Delighting holidaymakers since 1878, Llandudno Pier projects 2295 feet into the sea
It was built at a time when piers were essential for enticing holidaymakers to seaside resorts. The pier has since been immortalised in the 1952 film The Card, starring Alec Guinness and Petula Clark, which was based on a novel of the same name by Arnold Bennett.
The structure, designed by Charles Henry Driver, opened in August 1877, replacing an earlier, shorter pier that had been supported by 16 wooden piles. Driver’s design is supported by iron columns made by the Elmbank foundry in Glasgow and constructed by Walter McFarlane from the same city. Unusually the pier has two entrances, one on either side of the Grand Hotel. It has been described as a ‘Maharajah’s palace’, with its elaborate decorative ironwork. The Pier Pavilion, which opened in 1886, became the place to go for performances by Jules Rivière's Orchestra, led by the famous French musician.
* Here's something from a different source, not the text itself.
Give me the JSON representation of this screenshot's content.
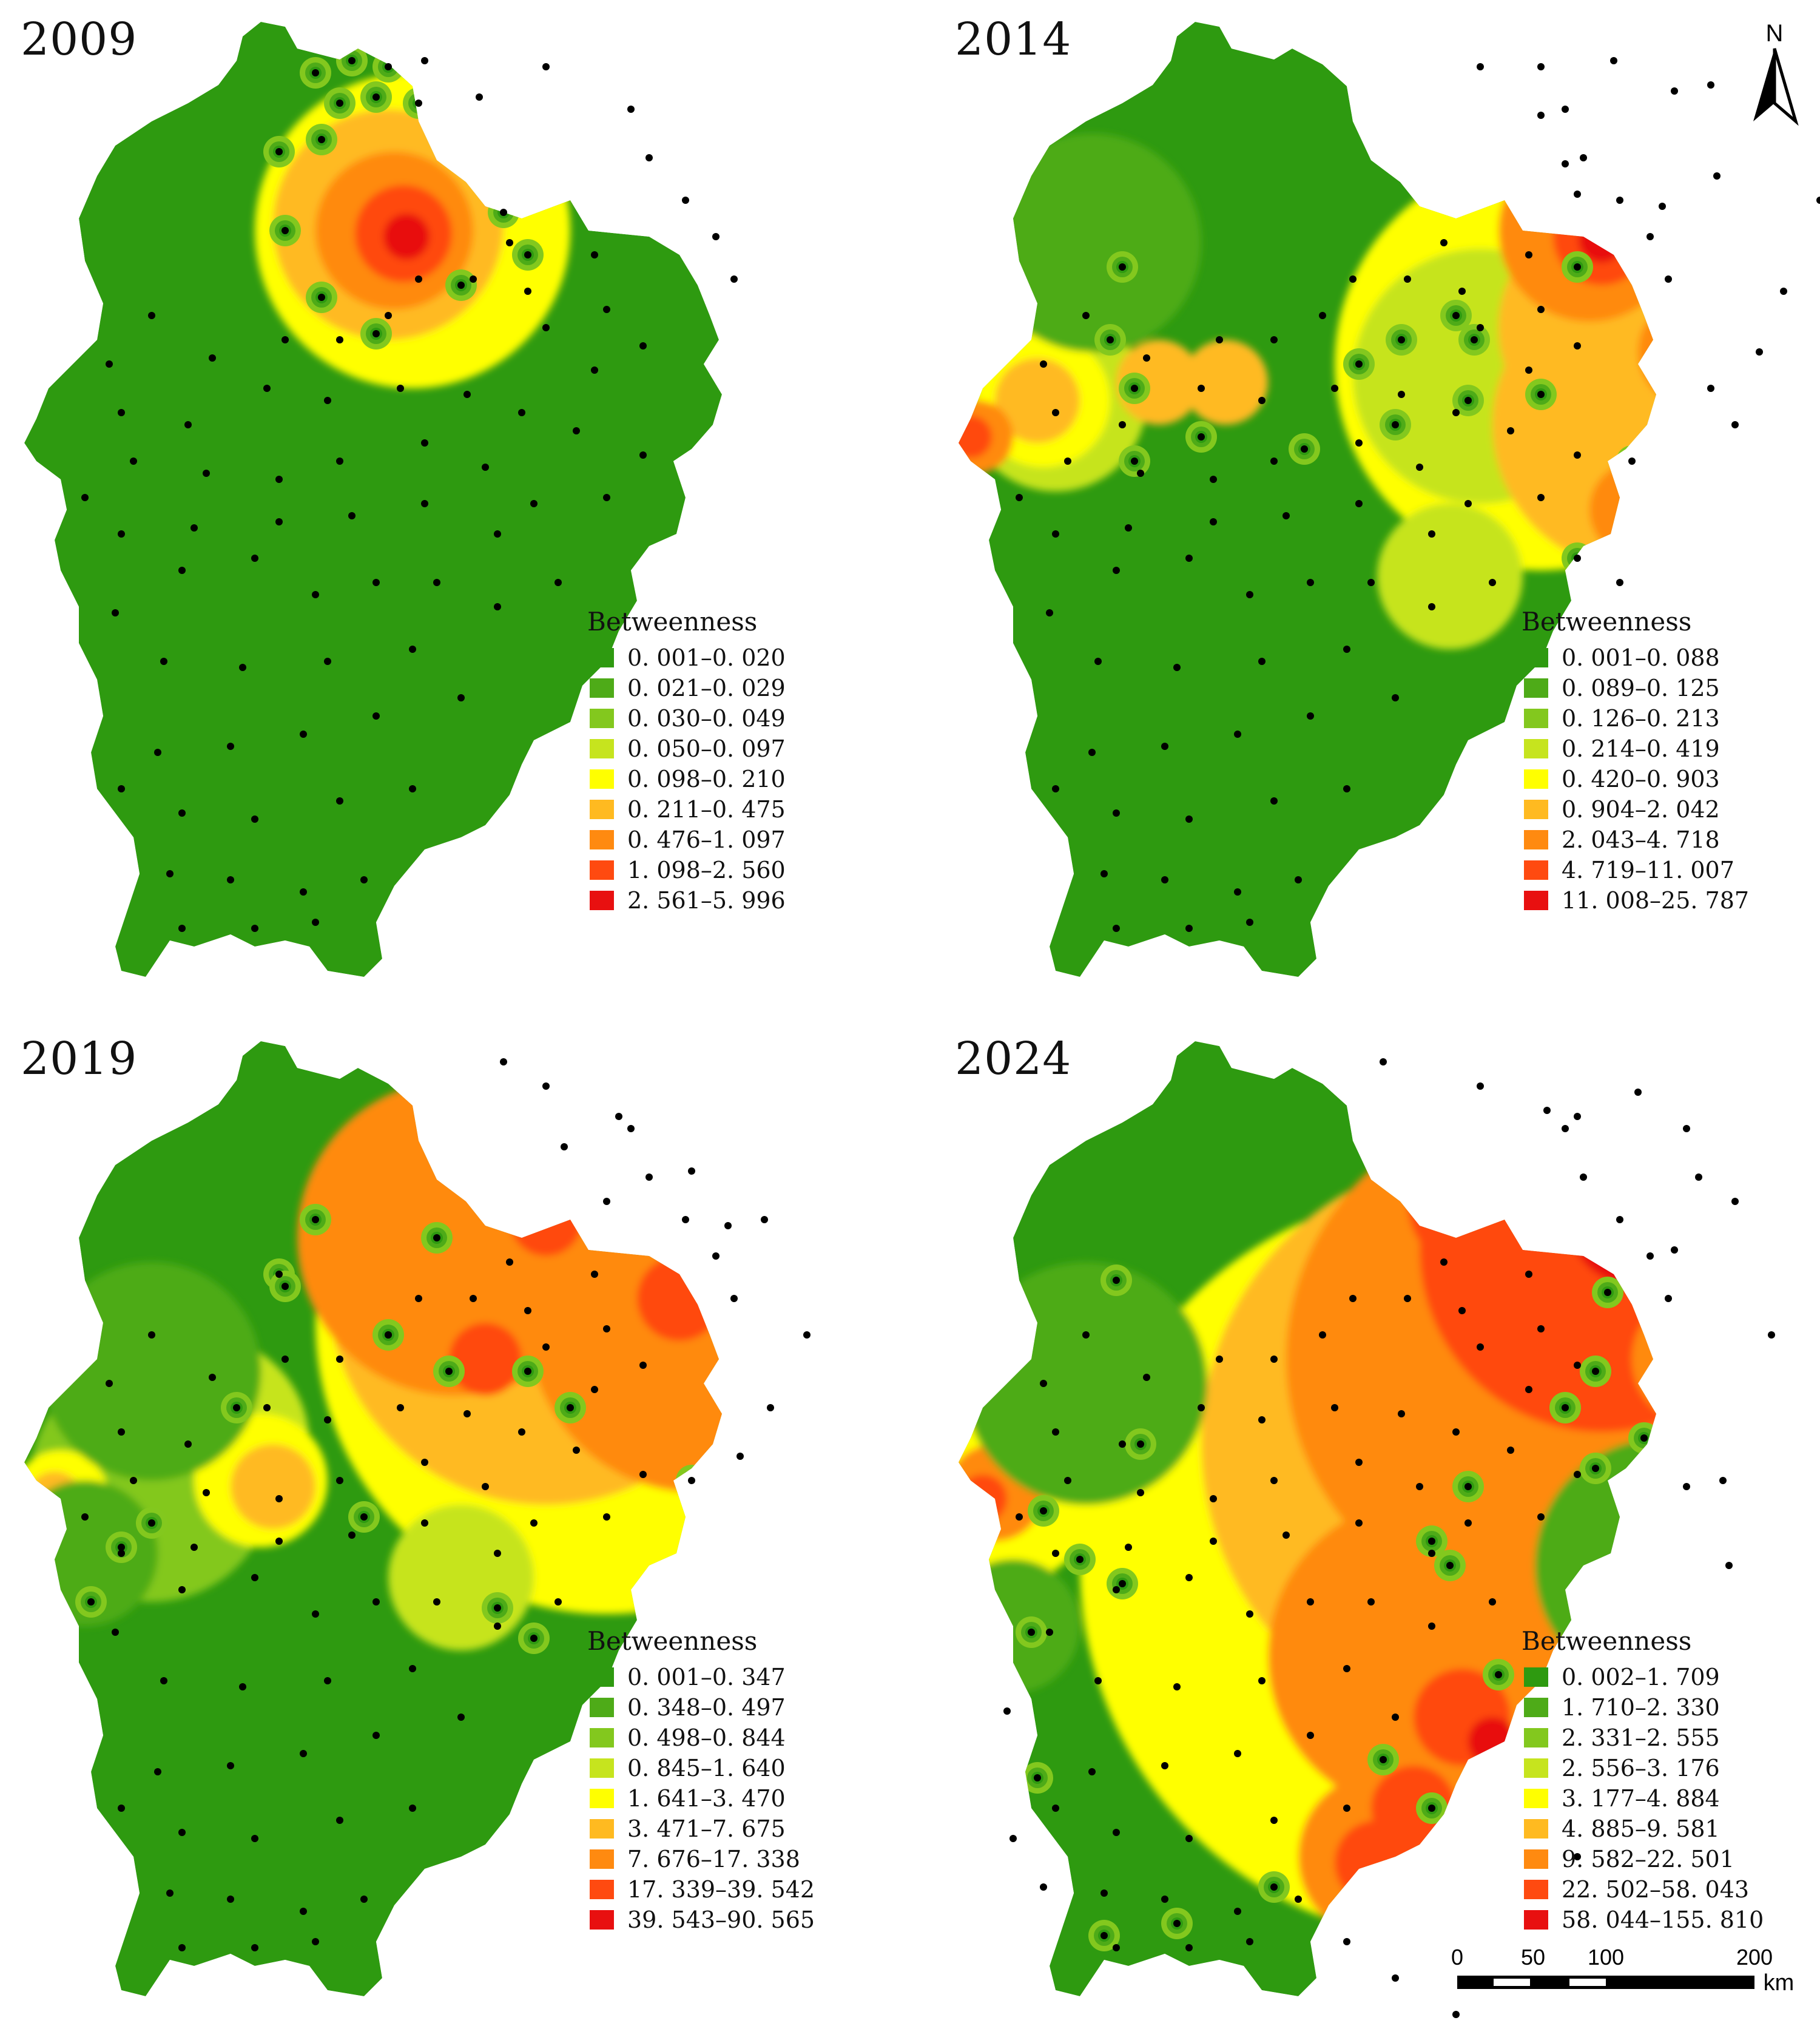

The earlier pier had been opened by St George’s Harbour and Railway Company in 1858, but was badly damaged in a storm the following year. The Llandudno Pier Company made sure they improved upon their new pier over the years. In 1884 a landwards extension was added, followed in 1891 by a new landing stage. In the 20th century the Isle of Man steamers bringing visitors to Llandudno needed a new landing stage, so this was rebuilt in concrete and steel in 1969. Sadly the pavilion on the pier was destroyed by fire in 1994, and has not been rebuilt.